Foreigners

Life, Liberty, and Politicians’ Maddening Way With Words

The infuriating blandness of political speech.

Hillary Clinton

“Eager to preserve the English language against a rising tide of nonsense,” a British newspaper last week asked readers to compose a piece of prose “crammed with as many infuriating phrases as possible.” The results make for entertaining reading.

“I hear what you’re saying but, with all due respect, it’s not exactly rocket science,” begins one excellent example. “The bottom line is you wear your heart on your sleeve and, when all is said and done, this is all part and parcel of the ongoing bigger picture.” Another declared, “[L]et’s face facts here, this could so be my conduit to a whole new ball game. Awesome, or what?”

Some of the entries mocked bureaucratese: “Our own cost/benefit analysis of the ongoing target shortfall is that this predicament needs to be addressed proactively.” Others celebrated slang, either American (“chill to the max”) or British (“I was gobsmacked”) in origin. And all of them suggested an explanation for why it seems so difficult to follow the ludicrously early U.S. presidential campaign: Too many of the candidates speak in prose crammed with as many infuriating phrases as possible.

The worst offender—and this week’s column is officially apolitical—is Hillary Clinton, who is “running for president because I believe if we set big goals and we work together to achieve them, we can restore the American dream today and for the next generation.” Clinton also believes that “we can give people the education and opportunities they need to fulfill their God-given potentials,” and that “the foundation of a strong economy is the investments we make in each other.” Who could possibly disagree?
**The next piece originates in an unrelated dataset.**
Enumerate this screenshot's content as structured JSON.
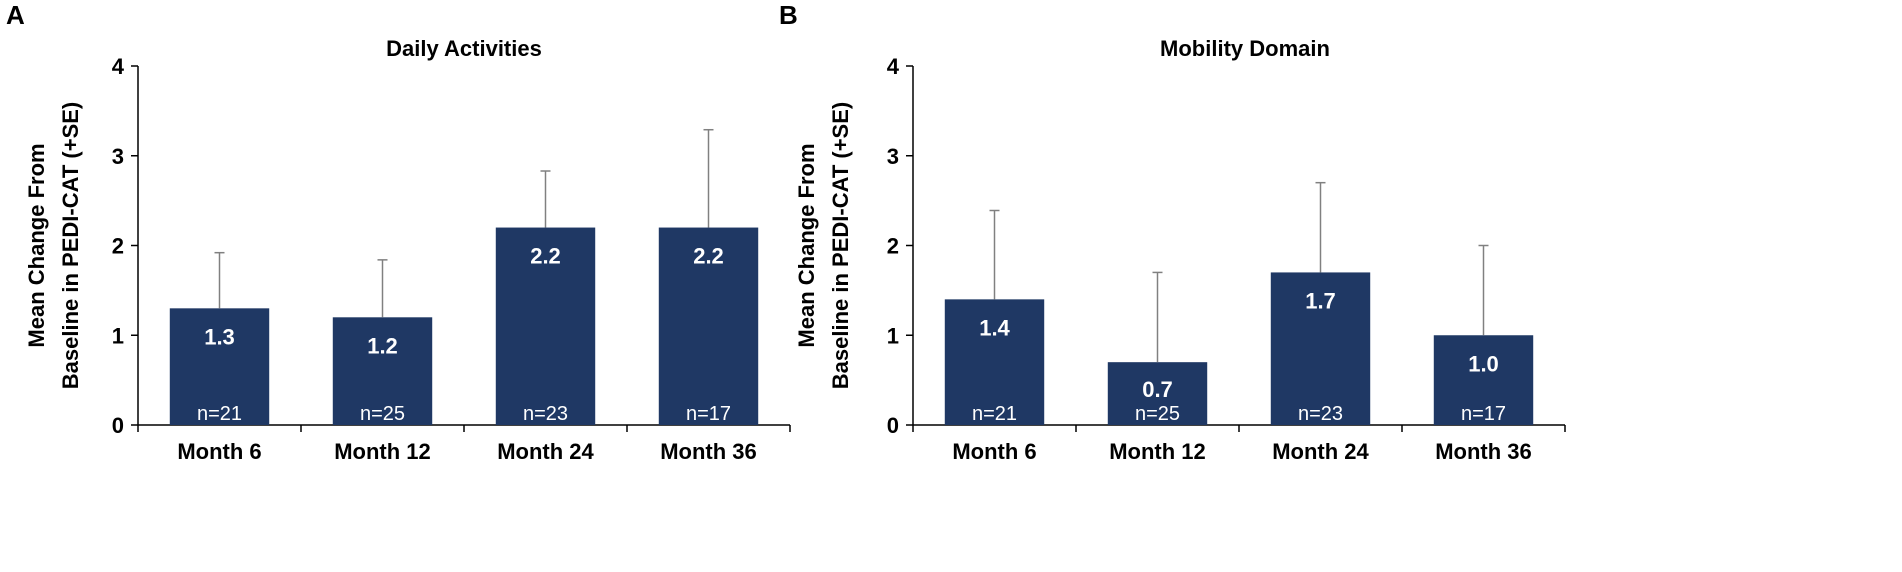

But maybe that’s what it takes to lead the opinion polls, at least at this stage of the game. “Folks, we’re a bit down politically right now, but I think we’re on the comeback trail, and it’s going to start right here,” said Fred Thompson recently, speaking to an audience of apparently enthusiastic Virginia Republicans. And no wonder they liked him. This is a man who believes that “it’s time to take stock and be honest with ourselves. We’re going to have to do a lot of things better,” and who tells audiences, “I know we’re here for the same reasons: Love of our country and concern for our future.”
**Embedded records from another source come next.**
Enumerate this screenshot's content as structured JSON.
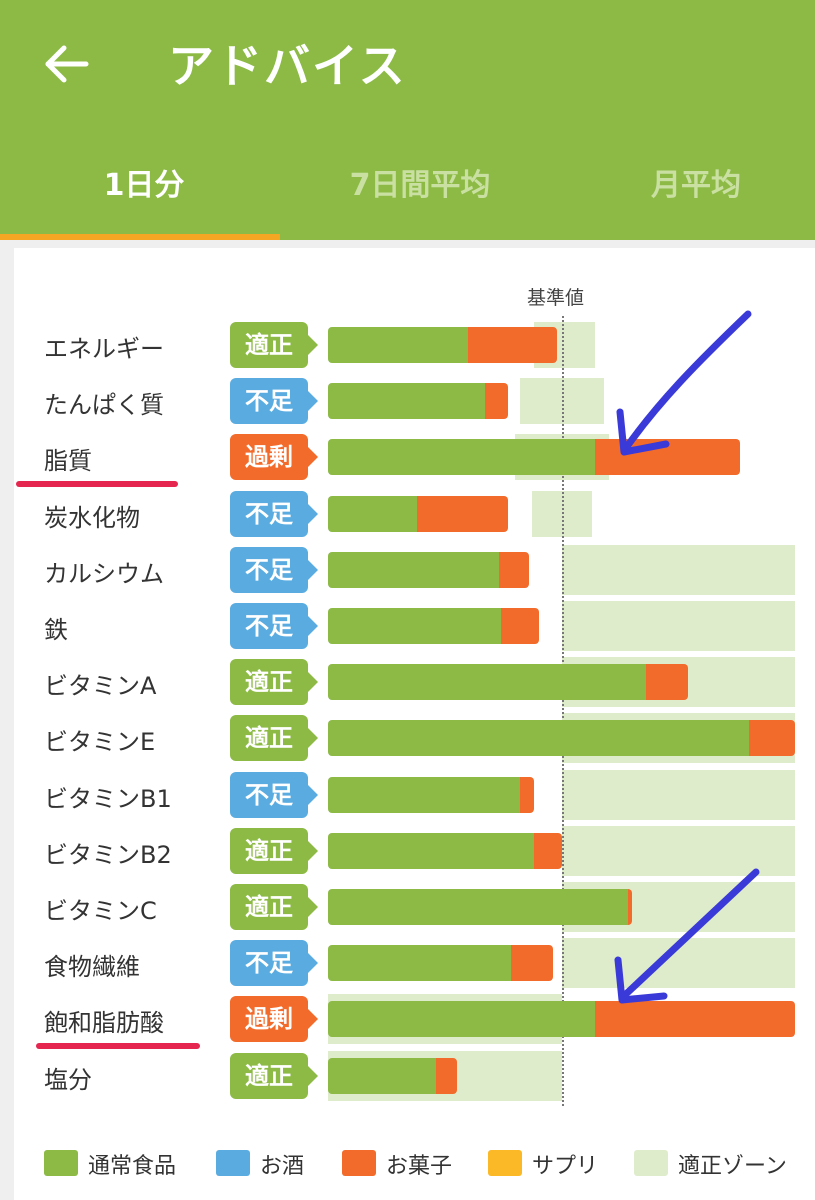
{
  "header": {
    "title": "アドバイス",
    "tabs": [
      {
        "label": "1日分",
        "active": true
      },
      {
        "label": "7日間平均",
        "active": false
      },
      {
        "label": "月平均",
        "active": false
      }
    ]
  },
  "chart_data": {
    "type": "bar",
    "reference_label": "基準値",
    "rows": [
      {
        "name": "エネルギー",
        "status": "適正",
        "food": 0.6,
        "sweet": 0.38,
        "zone": [
          0.88,
          1.14
        ]
      },
      {
        "name": "たんぱく質",
        "status": "不足",
        "food": 0.67,
        "sweet": 0.1,
        "zone": [
          0.82,
          1.18
        ]
      },
      {
        "name": "脂質",
        "status": "過剰",
        "food": 1.14,
        "sweet": 0.62,
        "zone": [
          0.8,
          1.2
        ]
      },
      {
        "name": "炭水化物",
        "status": "不足",
        "food": 0.38,
        "sweet": 0.39,
        "zone": [
          0.87,
          1.13
        ]
      },
      {
        "name": "カルシウム",
        "status": "不足",
        "food": 0.73,
        "sweet": 0.13,
        "zone": [
          1.0,
          2.0
        ]
      },
      {
        "name": "鉄",
        "status": "不足",
        "food": 0.74,
        "sweet": 0.16,
        "zone": [
          1.0,
          2.0
        ]
      },
      {
        "name": "ビタミンA",
        "status": "適正",
        "food": 1.36,
        "sweet": 0.18,
        "zone": [
          1.0,
          2.0
        ]
      },
      {
        "name": "ビタミンE",
        "status": "適正",
        "food": 1.8,
        "sweet": 0.2,
        "zone": [
          1.0,
          2.0
        ]
      },
      {
        "name": "ビタミンB1",
        "status": "不足",
        "food": 0.82,
        "sweet": 0.06,
        "zone": [
          1.0,
          2.0
        ]
      },
      {
        "name": "ビタミンB2",
        "status": "適正",
        "food": 0.88,
        "sweet": 0.12,
        "zone": [
          1.0,
          2.0
        ]
      },
      {
        "name": "ビタミンC",
        "status": "適正",
        "food": 1.28,
        "sweet": 0.02,
        "zone": [
          1.0,
          2.0
        ]
      },
      {
        "name": "食物繊維",
        "status": "不足",
        "food": 0.78,
        "sweet": 0.18,
        "zone": [
          1.0,
          2.0
        ]
      },
      {
        "name": "飽和脂肪酸",
        "status": "過剰",
        "food": 1.14,
        "sweet": 0.86,
        "zone": [
          0.0,
          1.0
        ]
      },
      {
        "name": "塩分",
        "status": "適正",
        "food": 0.46,
        "sweet": 0.09,
        "zone": [
          0.0,
          1.0
        ]
      }
    ],
    "legend": [
      {
        "label": "通常食品",
        "color": "#8cba45"
      },
      {
        "label": "お酒",
        "color": "#5aace0"
      },
      {
        "label": "お菓子",
        "color": "#f26b2b"
      },
      {
        "label": "サプリ",
        "color": "#fbb928"
      },
      {
        "label": "適正ゾーン",
        "color": "#dfeccb"
      }
    ]
  },
  "colors": {
    "header_green": "#8cba45",
    "tab_indicator": "#f5a623",
    "status_ok": "#8cba45",
    "status_low": "#5aace0",
    "status_high": "#f26b2b",
    "annotation_arrow": "#3a3ad8",
    "annotation_underline": "#e5264e"
  },
  "annotations": {
    "underlined_rows": [
      "脂質",
      "飽和脂肪酸"
    ],
    "arrow_rows": [
      "脂質",
      "飽和脂肪酸"
    ]
  }
}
Well, I, too, feel love of our country and concern for our future, which is why I worry when Mitt Romney says that “[i]t’s time for innovation and transformation in Washington” (was it ever not?) or that “America can also overcome the challenges and seize our abundant opportunities here at home.” (Does any candidate think otherwise?) Or when Rudy Giuliani promises a “mission of reform and change” (as opposed, presumably, to a mission of entropy and stasis).
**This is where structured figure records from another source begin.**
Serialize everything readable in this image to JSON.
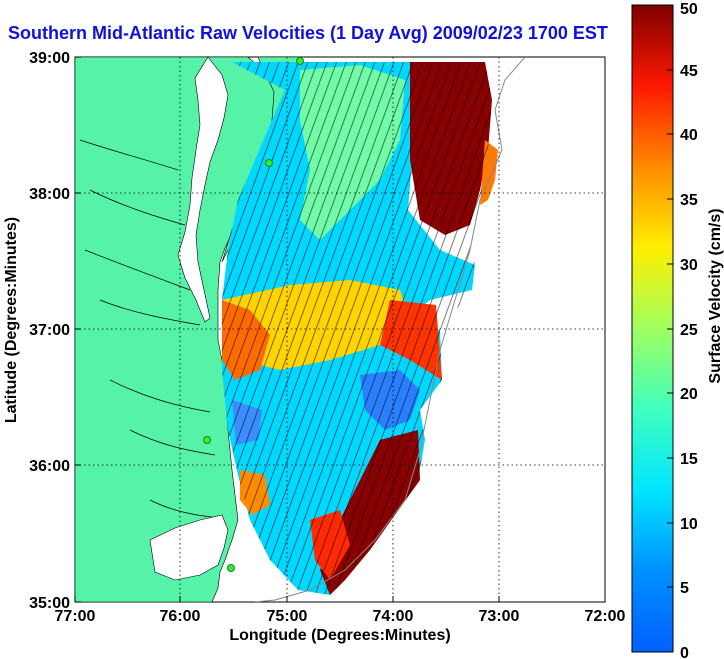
{
  "title": "Southern Mid-Atlantic Raw Velocities (1 Day Avg) 2009/02/23 1700 EST",
  "xlabel": "Longitude (Degrees:Minutes)",
  "ylabel": "Latitude (Degrees:Minutes)",
  "x_ticks": [
    "77:00",
    "76:00",
    "75:00",
    "74:00",
    "73:00",
    "72:00"
  ],
  "y_ticks": [
    "39:00",
    "38:00",
    "37:00",
    "36:00",
    "35:00"
  ],
  "colorbar": {
    "label": "Surface Velocity (cm/s)",
    "ticks": [
      "0",
      "5",
      "10",
      "15",
      "20",
      "25",
      "30",
      "35",
      "40",
      "45",
      "50"
    ],
    "range": [
      0,
      50
    ]
  },
  "colors": {
    "land": "#55f2a8",
    "title": "#1010e0",
    "station": "#33ee33"
  },
  "stations": [
    "station-1",
    "station-2",
    "station-3",
    "station-4"
  ]
}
The truth, of course, is that political campaigns get interesting only when the candidates stop speaking in ringing generalities and infuriating phrases, which doesn’t mean that they therefore become successful or even good for the country. Sen. John McCain’s 2000 campaign appealed precisely because he eschewed pre-prepared gobbledygook—though that wasn’t enough even to win the Republican nomination. I am also still convinced that voters originally liked George W. Bush’s inarticulacy: At least he didn’t sound quite as smooth, and ultimately meaningless, as everyone else. Only with time did his natural-born inability to speak English begin to produce infuriating phrases of truly unique pointlessness: “These are big achievements for this country, and the people of Bulgaria ought to be proud of the achievements that they have achieved” was a recent classic. (Click here for more “Bushisms,” lovingly recorded by the editor of Slate.)

At the moment, the brightest new hope for the English language is Barack Obama, a fact I didn’t fully appreciate until I inattentively read what I thought was his best-selling new book, Dreams From My Father. Expecting a dull political tract, I discovered an engaging story of his enigmatic father and his eccentric childhood, full of unexpected observations about race and identity in America and Africa, written with real elegance. “Miscegenation,” he writes at one point: “The word is humpbacked, ugly, portending a monstrous outcome: like antebellum or octoroon, it evokes images of another era.”

Then I discovered that I’d read the wrong book: Obama wrote Dreams From My Father 15 years ago, before becoming a political candidate of any kind. Though his recent “elect-me-president” book, The Audacity of Hope, has been praised for its prose, the jacket blurb describes it as “Senator Obama’s vision of how we can move beyond our divisions” to create a “radically hopeful consensus.”

I hear what they’re saying, but, with all due respect, I’m putting off reading it, afraid the rot might have set in. Let’s face it, guys: No good writer, however eloquent, can possibly survive a two-year presidential campaign.